Divorce – Are Your Prepared for The Unexpected

Agreements are not always binding particularly if there hasn’t been full disclosure relating to certain aspects of agreements whether they are prenuptial or part of a divorce settlement. Having an agreement that is watertight is critical if you want to take steps to avoid unexpected issues cropping up.  

The job of a divorce solicitor is to a large extent concerned with negotiating the best outcome for their client. People generally don’t want to concern themselves with all the details of a divorce preferring to get proceeding over and done with as soon as possible but this can run the risk of overlooking those unexpected outcomes that can arise when things are overlooked.   

This is why preparing adequately for divorce in advance is so important because reaching a watertight agreement should always be the aim. That agreement should also be fair to both parties. Disputes can arise both during and after divorce proceedings that can result in court battles neither former partner is going to want.  

This is one of the reasons there is such a big push towards allowing no fault divorces. People don’t really want to have to go through an acrimonious divorce that requires proof of a partner’s infidelity to be revealed to strangers.

Divorce Rates Fall to New Low

According to figures released by the ONS, heterosexual divorce rates in the UK have fallen to their lowest point since 1973.  

The last time divorce rates were as low as they are now, Britain was about to join the EEC which was later renamed the EU and Elvis Presley was still performing. Fast forward to 2018 and divorce rates are once again down significantly with 8.4 divorces per 1,000 heterosexual couples. This marked a 5.6% decrease on the previous year.  

In total there were 101,669 divorces of heterosexual couples in 2017, which was 4.9% less than the year before. So does this mean people are suddenly more likely to stick together or is this just a statistical anomaly? According to the ONS the reason there are less divorces is simply down to there being less marriages.  

People are increasingly more likely to cohabit that get married. Compare this to 1973 when cohabiting would still have been largely frowned upon and these latest figures can be put into perspective.  

It is too early to tell if there is a more positive trend towards heterosexual couples staying together rather than opting to divorce if marriages become strained. In fact, among older people, divorce rates have actually gone up.

What Is a Stay At Home Parent Entitled to In A Divorce?

Divorce is a major step for any couple to undertake and there are circumstances where a parent might be left at a significant financial disadvantage. This is particularly tru if for example you happen to be a stay at home mum with no regular income.   

Fortunately, this is the 21st century and there is no reason to remain in an unhappy marriage due to the fear of being left destitute. You will find that courts have plenty of power to ensure that where necessary your needs will be met through ongoing maintenance not just for the children but also for you personally depending on your circumstances.  

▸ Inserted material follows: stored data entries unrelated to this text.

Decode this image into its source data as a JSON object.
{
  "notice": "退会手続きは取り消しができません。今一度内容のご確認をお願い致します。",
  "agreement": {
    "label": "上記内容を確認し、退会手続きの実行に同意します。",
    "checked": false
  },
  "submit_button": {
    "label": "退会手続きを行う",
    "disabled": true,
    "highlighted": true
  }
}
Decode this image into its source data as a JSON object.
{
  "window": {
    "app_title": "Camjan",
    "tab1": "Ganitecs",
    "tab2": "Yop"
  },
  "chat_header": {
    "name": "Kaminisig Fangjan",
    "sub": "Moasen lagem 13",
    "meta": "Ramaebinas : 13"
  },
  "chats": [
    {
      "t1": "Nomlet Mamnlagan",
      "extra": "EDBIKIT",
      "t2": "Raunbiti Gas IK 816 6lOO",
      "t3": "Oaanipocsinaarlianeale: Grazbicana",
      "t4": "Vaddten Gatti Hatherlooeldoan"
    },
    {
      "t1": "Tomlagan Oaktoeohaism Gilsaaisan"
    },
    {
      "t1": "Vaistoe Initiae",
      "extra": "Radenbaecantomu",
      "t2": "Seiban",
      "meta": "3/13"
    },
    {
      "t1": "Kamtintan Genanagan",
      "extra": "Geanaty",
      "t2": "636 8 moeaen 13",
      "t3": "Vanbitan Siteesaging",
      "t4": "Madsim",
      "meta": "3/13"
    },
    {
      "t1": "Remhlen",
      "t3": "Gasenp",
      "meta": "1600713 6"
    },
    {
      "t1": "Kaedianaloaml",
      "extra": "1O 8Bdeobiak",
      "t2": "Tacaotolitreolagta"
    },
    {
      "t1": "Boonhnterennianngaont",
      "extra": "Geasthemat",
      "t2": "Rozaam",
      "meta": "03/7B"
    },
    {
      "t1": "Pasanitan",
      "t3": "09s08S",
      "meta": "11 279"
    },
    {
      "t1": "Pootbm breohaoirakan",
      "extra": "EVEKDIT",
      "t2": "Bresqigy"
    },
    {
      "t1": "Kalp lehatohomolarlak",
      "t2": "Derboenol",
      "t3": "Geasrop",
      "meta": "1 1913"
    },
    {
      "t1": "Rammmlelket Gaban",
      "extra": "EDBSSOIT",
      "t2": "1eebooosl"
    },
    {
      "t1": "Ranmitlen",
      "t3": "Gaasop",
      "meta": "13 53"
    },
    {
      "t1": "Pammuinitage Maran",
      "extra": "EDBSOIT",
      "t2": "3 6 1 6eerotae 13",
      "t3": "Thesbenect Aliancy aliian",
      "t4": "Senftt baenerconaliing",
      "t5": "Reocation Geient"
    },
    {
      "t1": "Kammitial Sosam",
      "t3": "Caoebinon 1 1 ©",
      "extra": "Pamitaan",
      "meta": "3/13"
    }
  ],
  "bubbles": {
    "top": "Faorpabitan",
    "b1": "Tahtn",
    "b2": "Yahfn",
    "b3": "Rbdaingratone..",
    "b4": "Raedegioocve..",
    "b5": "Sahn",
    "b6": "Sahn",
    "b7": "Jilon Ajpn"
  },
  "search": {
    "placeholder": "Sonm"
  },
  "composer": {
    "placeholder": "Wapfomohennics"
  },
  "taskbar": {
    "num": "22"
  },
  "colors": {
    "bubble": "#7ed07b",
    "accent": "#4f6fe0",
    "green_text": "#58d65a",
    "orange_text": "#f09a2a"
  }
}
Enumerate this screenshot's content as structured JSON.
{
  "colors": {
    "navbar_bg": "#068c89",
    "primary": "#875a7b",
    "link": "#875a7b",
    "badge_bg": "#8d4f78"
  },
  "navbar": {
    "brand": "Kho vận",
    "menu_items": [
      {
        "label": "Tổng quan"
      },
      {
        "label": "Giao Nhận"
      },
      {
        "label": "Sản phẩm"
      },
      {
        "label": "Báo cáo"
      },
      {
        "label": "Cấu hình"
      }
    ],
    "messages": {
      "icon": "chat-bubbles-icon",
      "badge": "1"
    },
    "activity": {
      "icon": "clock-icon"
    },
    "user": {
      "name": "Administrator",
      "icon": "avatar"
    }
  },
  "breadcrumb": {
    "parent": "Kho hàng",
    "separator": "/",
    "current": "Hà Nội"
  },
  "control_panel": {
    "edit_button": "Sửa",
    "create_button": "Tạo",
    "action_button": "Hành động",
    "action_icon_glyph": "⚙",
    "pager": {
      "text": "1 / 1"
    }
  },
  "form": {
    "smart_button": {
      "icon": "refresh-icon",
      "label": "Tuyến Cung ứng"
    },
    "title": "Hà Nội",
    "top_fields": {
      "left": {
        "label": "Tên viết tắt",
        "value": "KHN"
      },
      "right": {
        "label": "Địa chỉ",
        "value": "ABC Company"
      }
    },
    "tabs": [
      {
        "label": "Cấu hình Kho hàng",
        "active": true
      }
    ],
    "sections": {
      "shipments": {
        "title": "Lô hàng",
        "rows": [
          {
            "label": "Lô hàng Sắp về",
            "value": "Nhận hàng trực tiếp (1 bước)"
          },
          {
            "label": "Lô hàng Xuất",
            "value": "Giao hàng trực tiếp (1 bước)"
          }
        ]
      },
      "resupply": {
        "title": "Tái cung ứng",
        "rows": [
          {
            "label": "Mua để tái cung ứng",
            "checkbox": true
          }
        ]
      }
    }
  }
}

Child maintenance and spousal maintenance are the main sources of help but you can even apply for interim spousal maintenance prior to a final order if you are likely to suffer significant hardship.  Beyond that and following divorce, you could as a stay at home parent be entitled to spousal maintenance until your children have completed their secondary education and there are cases where orders can be indefinite.  

Unfortunately, you will need to make a clear case for spousal and child maintenance and awards can vary depending on your former spouse’s ability to pay, It is important therefore to seek legal advice at the earliest opportunity to achieve the best outcome.

Tini Owens Case Reveals How Divorce Cases Are Not Always Open and Shut

Divorce is often thought to be a simple process and while the vast majority of cases are indeed simple and uncontested, a minority can turn into a battle to prove the necessary grounds.  

The Tini Owens case is one high profile example of just how difficult it can be to come up with sufficient grounds for divorce when the reasons are ruled as not falling into the main criteria used by judges to grant a divorce.   

The criteria on which divorce cases are judged in the UK are as follows:  

  • Adultery 
  • Unreasonable behaviour 
  • Desertion 
  • 2 years separation with consent 
  • 5 years separation (no consent required) 

As with any legal case, the grounds for divorce must be proven and while it may be straightforward to prove most of the above facts, unreasonable behaviour often relies on as many as six allegations if facts are not regarded as particularly serious such as those involving violence.  

Despite the Tini Owens case being referred to the supreme court, her case was ultimately lost on not being able to provide sufficient grounds for divorce.  

Under current laws it is simply not enough to be locked in an unhappy marriage and there are calls to make divorce easier for those trapped in this kind of situation.  

Relocating Children Abroad Without Consent

Sometimes when a relationship breaks down a partner may wish to relocate with the children to a place where they will have a strong support network or perhaps new career opportunity. This can in some cases be worked out with an agreement between a couple but in cases where the move is abroad, this can result in disputes that may end with criminal charges being brought if official permission has not been granted.  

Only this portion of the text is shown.